La deuxième assemblée plénière de la Conférence des Evêques de Madagascar s'est déroulée à Ambatoroka du 07 au 15 novembre 2019. Les évêques ont abordé le sujet sur la protection de la "maison commune" une exhortation du Pape François lors sa visite apostolique à Madagascar.
A la fin de l'assemblée, ils ont adressé un message pour tous les chrétiens et aux hommes de bonne volonté pour sauvegarder l'environnement, la vie et le droit humain ainsi que la foi chrétienne. Voici le message intégral, intitulé:
"Espérant contre toute espérance, il crut" (Rom 4, 18)
La Paix soit avec vous !
Nous rendons grâce au Dieu Trinité, car la Visite Apostolique parmi nous du Pape François, notre Père à tous, s’est déroulée dans les meilleurs conditions ; et c’est une joie pour nous, vos évêques, de mettre en commun ici les précieuses richesses spirituelles contenues dans tous les messages qu’il nous a transmis. Il a reconnu l’importance de nos valeurs ancestrales, à savoir le Fihavanana, ce qui nous permet d’approfondir l’objectif qu’il cherche à atteindre en tant que chef de l’Église universelle : « Préserver la maison commune », surtout la nôtre, ici à Madagascar.

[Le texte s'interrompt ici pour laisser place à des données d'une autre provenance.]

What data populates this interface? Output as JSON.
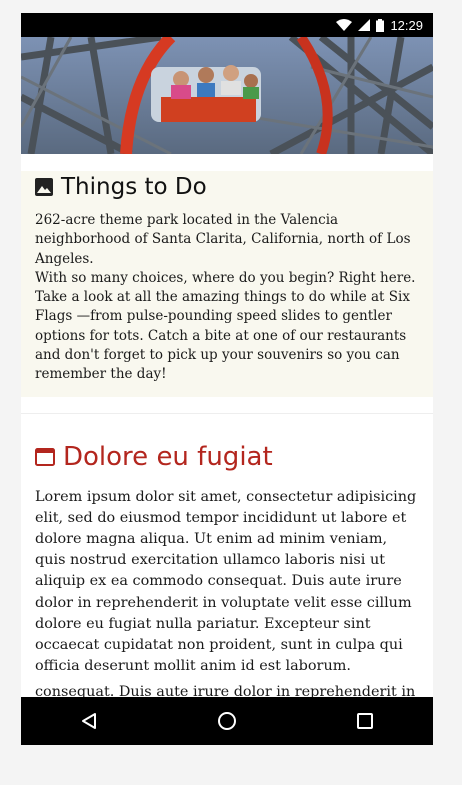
{
  "status_bar": {
    "time": "12:29",
    "icons": [
      "wifi-icon",
      "signal-icon",
      "battery-icon"
    ]
  },
  "card": {
    "icon": "image-icon",
    "title": "Things to Do",
    "body": "262-acre theme park located in the Valencia neighborhood of Santa Clarita, California, north of Los Angeles.\nWith so many choices, where do you begin? Right here. Take a look at all the amazing things to do while at Six Flags —from pulse-pounding speed slides to gentler options for tots. Catch a bite at one of our restaurants and don't forget to pick up your souvenirs so you can remember the day!"
  },
  "article": {
    "icon": "calendar-icon",
    "title": "Dolore eu fugiat",
    "paragraph1": "Lorem ipsum dolor sit amet, consectetur adipisicing elit, sed do eiusmod tempor incididunt ut labore et dolore magna aliqua. Ut enim ad minim veniam, quis nostrud exercitation ullamco laboris nisi ut aliquip ex ea commodo consequat. Duis aute irure dolor in reprehenderit in voluptate velit esse cillum dolore eu fugiat nulla pariatur. Excepteur sint occaecat cupidatat non proident, sunt in culpa qui officia deserunt mollit anim id est laborum.",
    "paragraph2": "consequat. Duis aute irure dolor in reprehenderit in voluptate velit essecillum dolore eu fugiat nulla"
  },
  "navigation": {
    "buttons": [
      "back-icon",
      "home-icon",
      "recents-icon"
    ]
  },
  "colors": {
    "card_bg": "#f9f8ef",
    "accent_red": "#b3261e",
    "bars": "#000000"
  }
}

1.- Préserver l’environnement
Notre île, Madagascar, est belle et merveilleuse. Bénie de Dieu, elle est riche en ressources naturelles minières, terrestres ou marines. Son climat est encore supportable pour la plupart. À la campagne, l’air est pur et vivifiant. Le pape François a été stupéfait par la beauté et les richesses naturelles que l’on trouve chez nous, et il a ajouté qu’elles valorisent l’« âme malgache ».
Quelle est donc réellement notre situation actuelle ?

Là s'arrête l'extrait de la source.